PEMBENTUKAN KARAKTER DISIPLIN MUSLIM DI ERA DIGITAL PERSEPSI MUFASIR KONTEMPORER
Kata Kunci:
Karakter Disiplin, Muslim, Era Digital, Mufasir Kontemporer, Tafsir TematikAbstrak
Perkembangan teknologi digital telah membawa perubahan signifikan dalam kehidupan masyarakat Muslim, termasuk dalam pembentukan karakter disiplin. Kemudahan akses informasi, intensitas penggunaan media sosial, serta meningkatnya ketergantungan terhadap perangkat digital berpotensi memengaruhi pola perilaku individu, terutama dalam pengelolaan waktu, pelaksanaan ibadah, dan tanggung jawab sosial. Penelitian ini bertujuan untuk menganalisis konsep karakter disiplin dalam Al-Qur’an berdasarkan perspektif mufasir kontemporer serta mengkaji relevansinya dalam menghadapi tantangan era digital. Penelitian ini menggunakan pendekatan kualitatif dengan jenis penelitian kepustakaan (library research) dan metode tafsir tematik (maudhu‘i). Sumber data primer berupa Al-Qur’an dan kitab-kitab tafsir kontemporer, sedangkan data sekunder diperoleh dari buku, artikel jurnal, dan karya ilmiah yang berkaitan dengan pendidikan karakter dan perkembangan masyarakat digital. Teknik pengumpulan data dilakukan melalui studi dokumentasi, sementara analisis data menggunakan metode analisis isi (content analysis) dan komparasi interpretatif terhadap pandangan para mufasir kontemporer. Hasil penelitian menunjukkan bahwa karakter disiplin dalam Al-Qur’an mencakup kedisiplinan dalam memanfaatkan waktu, konsistensi dalam menjalankan ibadah, komitmen terhadap amanah, serta tanggung jawab dalam setiap aktivitas kehidupan. Mufasir kontemporer memandang disiplin sebagai nilai fundamental yang berfungsi membentuk pribadi Muslim yang berintegritas, produktif, dan mampu mengendalikan diri di tengah derasnya arus digitalisasi. Nilai-nilai disiplin yang terkandung dalam Al-Qur’an memiliki relevansi yang kuat dalam membangun kesadaran etis, kemampuan mengelola penggunaan teknologi, serta membentuk perilaku digital yang bertanggung jawab. Dengan demikian, internalisasi nilai-nilai disiplin Qur’ani dapat menjadi landasan strategis dalam pembentukan karakter Muslim yang adaptif dan berakhlak mulia di era digital.

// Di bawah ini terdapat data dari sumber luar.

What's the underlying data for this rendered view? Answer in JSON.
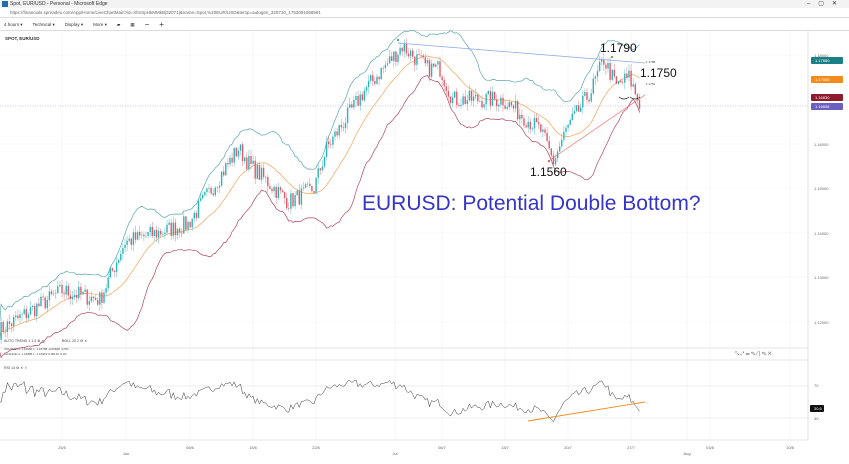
{
  "window": {
    "title": "Spot, EUR/USD - Personal - Microsoft Edge",
    "url": "https://financials.spreadex.com/App/Home/LiveChartMain?id=XfmSpHkMMkB|32071|&name=Spot,%20EUR/USD&temp=autogen_320710_1753091068591"
  },
  "toolbar": {
    "interval": "4 hours ▾",
    "technical": "Technical ▾",
    "display": "Display ▾",
    "more": "More ▾"
  },
  "chart": {
    "symbol": "SPOT, EUR/USD",
    "indicator1": "AUTO TREND 1 1.4 ⚙ ✕",
    "indicator2": "BOLL 20 2 ⚙ ✕",
    "ohlc_row1": "VOLUME  H: 1.16950  L: 1.16768  -0.00638  -0.5%",
    "ohlc_row2": "CHANGE  H: 1.16885  L: 1.16902  0.00191  0.1%",
    "rsi_label": "RSI 14 ⚙ ✕ ⇧",
    "annotations": {
      "high": "1.1790",
      "current": "1.1750",
      "low": "1.1560",
      "headline": "EURUSD: Potential Double Bottom?"
    },
    "price_ticks": [
      "1.18000",
      "1.16000",
      "1.15000",
      "1.14000",
      "1.13000",
      "1.12000"
    ],
    "badges": [
      {
        "value": "1.17880",
        "color": "#1b7f86"
      },
      {
        "value": "1.17505",
        "color": "#f28a1c"
      },
      {
        "value": "1.16830",
        "color": "#8d1c2c"
      },
      {
        "value": "1.16658",
        "color": "#6b5fbf"
      }
    ],
    "rsi_ticks": [
      "70",
      "30"
    ],
    "rsi_badge": "30.6",
    "x_ticks": [
      "25/5",
      "Jun",
      "08/6",
      "15/6",
      "22/6",
      "Jul",
      "06/7",
      "13/7",
      "20/7",
      "27/7",
      "Aug",
      "03/8",
      "10/8"
    ],
    "trend_labels": [
      "1.1788",
      "1.1762"
    ]
  },
  "chart_data": {
    "type": "candlestick",
    "symbol": "EUR/USD",
    "interval": "4 hours",
    "ylim": [
      1.112,
      1.185
    ],
    "colors": {
      "up": "#2bb3b8",
      "down": "#e05a6a",
      "bollinger": "#5aa6b0",
      "lower_band": "#b0485e",
      "ma": "#f5a35a",
      "trend": "#8aa8e0",
      "support": "#f06060",
      "rsi_trend": "#f28a1c"
    },
    "approx_close_path": [
      [
        "2020-05-18",
        1.118
      ],
      [
        "2020-05-25",
        1.127
      ],
      [
        "2020-05-28",
        1.125
      ],
      [
        "2020-06-01",
        1.138
      ],
      [
        "2020-06-08",
        1.142
      ],
      [
        "2020-06-12",
        1.159
      ],
      [
        "2020-06-15",
        1.155
      ],
      [
        "2020-06-18",
        1.147
      ],
      [
        "2020-06-22",
        1.15
      ],
      [
        "2020-06-23",
        1.159
      ],
      [
        "2020-06-26",
        1.172
      ],
      [
        "2020-07-01",
        1.182
      ],
      [
        "2020-07-03",
        1.177
      ],
      [
        "2020-07-06",
        1.177
      ],
      [
        "2020-07-07",
        1.17
      ],
      [
        "2020-07-13",
        1.17
      ],
      [
        "2020-07-16",
        1.163
      ],
      [
        "2020-07-17",
        1.156
      ],
      [
        "2020-07-20",
        1.163
      ],
      [
        "2020-07-22",
        1.172
      ],
      [
        "2020-07-23",
        1.179
      ],
      [
        "2020-07-24",
        1.173
      ],
      [
        "2020-07-27",
        1.175
      ],
      [
        "2020-07-28",
        1.168
      ]
    ]
  }
}
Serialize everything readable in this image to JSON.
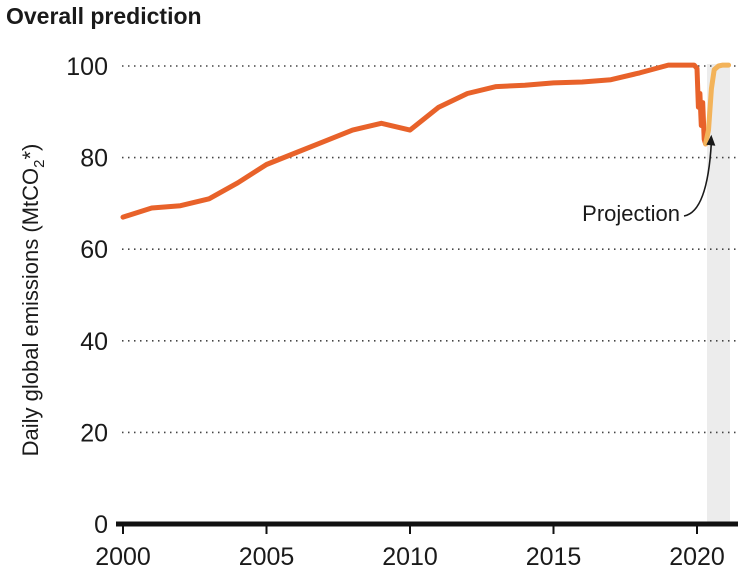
{
  "chart_data": {
    "type": "line",
    "title": "Overall prediction",
    "ylabel": "Daily global emissions (MtCO2*)",
    "ylabel_parts": {
      "pre": "Daily global emissions (MtCO",
      "sub": "2",
      "post": "*)"
    },
    "xlim": [
      2000,
      2021.2
    ],
    "ylim": [
      0,
      100
    ],
    "x_ticks": [
      2000,
      2005,
      2010,
      2015,
      2020
    ],
    "y_ticks": [
      0,
      20,
      40,
      60,
      80,
      100
    ],
    "grid": "horizontal dotted",
    "series": [
      {
        "name": "",
        "color": "#e8622a",
        "x": [
          2000,
          2001,
          2002,
          2003,
          2004,
          2005,
          2006,
          2007,
          2008,
          2009,
          2010,
          2011,
          2012,
          2013,
          2014,
          2015,
          2016,
          2017,
          2018,
          2019,
          2019.9,
          2020.0,
          2020.05,
          2020.1,
          2020.15,
          2020.2,
          2020.25,
          2020.3
        ],
        "y": [
          67,
          69,
          69.5,
          71,
          74.5,
          78.5,
          81,
          83.5,
          86,
          87.5,
          86,
          91,
          94,
          95.5,
          95.8,
          96.3,
          96.5,
          97,
          98.5,
          100.2,
          100.2,
          99.5,
          91,
          94,
          87,
          92,
          84,
          83
        ]
      },
      {
        "name": "Projection",
        "color": "#f3b35a",
        "x": [
          2020.3,
          2020.4,
          2020.5,
          2020.6,
          2020.75,
          2020.9,
          2021.1
        ],
        "y": [
          83,
          86,
          95,
          99.2,
          100,
          100.2,
          100.2
        ]
      }
    ],
    "annotations": [
      {
        "text": "Projection",
        "target_x": 2020.5,
        "target_y": 85
      }
    ],
    "shaded_region": {
      "x": [
        2020.35,
        2021.15
      ],
      "label": "Projection",
      "color": "#ececec"
    }
  }
}
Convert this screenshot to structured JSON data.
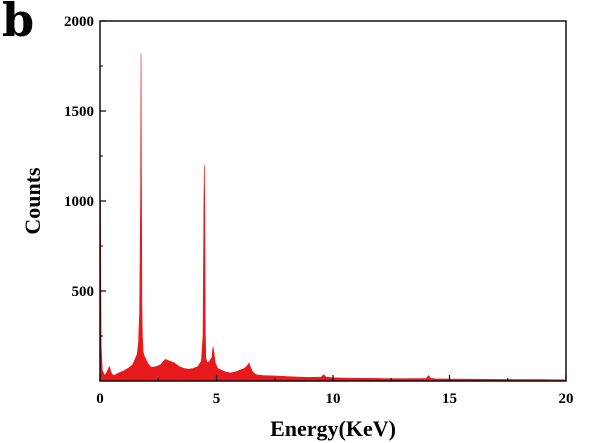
{
  "panel_label": "b",
  "chart_data": {
    "type": "area",
    "xlabel": "Energy(KeV)",
    "ylabel": "Counts",
    "xlim": [
      0,
      20
    ],
    "ylim": [
      0,
      2000
    ],
    "x_ticks": [
      0,
      5,
      10,
      15,
      20
    ],
    "x_tick_labels": [
      "0",
      "5",
      "10",
      "15",
      "20"
    ],
    "y_ticks": [
      500,
      1000,
      1500,
      2000
    ],
    "y_tick_labels": [
      "500",
      "1000",
      "1500",
      "2000"
    ],
    "grid": false,
    "color": "#e8191c",
    "series": [
      {
        "x": [
          0.0,
          0.02,
          0.05,
          0.1,
          0.2,
          0.3,
          0.4,
          0.5,
          0.6,
          0.8,
          1.0,
          1.2,
          1.4,
          1.5,
          1.6,
          1.65,
          1.7,
          1.74,
          1.76,
          1.78,
          1.8,
          1.82,
          1.85,
          1.9,
          2.0,
          2.1,
          2.2,
          2.4,
          2.6,
          2.8,
          3.0,
          3.2,
          3.4,
          3.6,
          3.8,
          4.0,
          4.2,
          4.35,
          4.42,
          4.46,
          4.48,
          4.5,
          4.52,
          4.54,
          4.6,
          4.7,
          4.8,
          4.85,
          4.9,
          4.95,
          5.05,
          5.2,
          5.4,
          5.6,
          5.8,
          6.0,
          6.2,
          6.35,
          6.4,
          6.45,
          6.55,
          6.7,
          7.0,
          7.5,
          8.0,
          8.5,
          9.0,
          9.5,
          9.6,
          9.7,
          10.0,
          11.0,
          12.0,
          13.0,
          14.0,
          14.1,
          14.2,
          14.4,
          15.0,
          16.0,
          17.0,
          18.0,
          19.0,
          20.0
        ],
        "y": [
          0,
          1000,
          200,
          60,
          30,
          50,
          80,
          40,
          30,
          45,
          55,
          70,
          90,
          120,
          150,
          210,
          380,
          1000,
          1820,
          1100,
          400,
          250,
          160,
          140,
          110,
          90,
          75,
          80,
          90,
          120,
          110,
          100,
          80,
          70,
          65,
          70,
          80,
          110,
          250,
          1000,
          1200,
          900,
          280,
          130,
          100,
          110,
          130,
          190,
          150,
          100,
          70,
          60,
          50,
          45,
          50,
          60,
          70,
          90,
          100,
          80,
          50,
          35,
          30,
          28,
          25,
          22,
          20,
          22,
          35,
          22,
          18,
          15,
          14,
          13,
          14,
          30,
          15,
          12,
          11,
          10,
          9,
          8,
          8,
          7
        ]
      }
    ]
  }
}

The advancement of digital technology has brought significant changes to the lives of Muslim communities, including in the formation of disciplined character. Easy access to information, the intensive use of social media, and increasing dependence on digital devices have the potential to influence individual behavior patterns, particularly in time management, the observance of religious duties, and social responsibility. This study aims to analyze the concept of disciplined character in the Qur’an from the perspective of contemporary Qur’anic exegetes and to examine its relevance in addressing the challenges of the digital era. This research employs a qualitative approach using a library research design and the thematic interpretation (maudhu‘i) method. Primary data sources consist of the Qur’an and contemporary tafsir works, while secondary data are obtained from books, journal articles, and other scholarly publications related to character education and digital society. Data were collected through documentation and literature review, and analyzed using content analysis and comparative interpretation of contemporary exegetes’ perspectives. The findings reveal that disciplined character in the Qur’an encompasses effective time management, consistency in performing acts of worship, commitment to fulfilling trusts and responsibilities, and accountability in all aspects of life. Contemporary exegetes regard discipline as a fundamental value that shapes Muslims into individuals of integrity, productivity, and self-control amidst the rapid expansion of digitalization. The disciplinary values embedded in the Qur’an are highly relevant to fostering ethical awareness, managing the use of technology, and developing responsible digital behavior. Therefore, the internalization of Qur’anic disciplinary values can serve as a strategic foundation for cultivating adaptive and morally upright Muslim individuals in the digital era.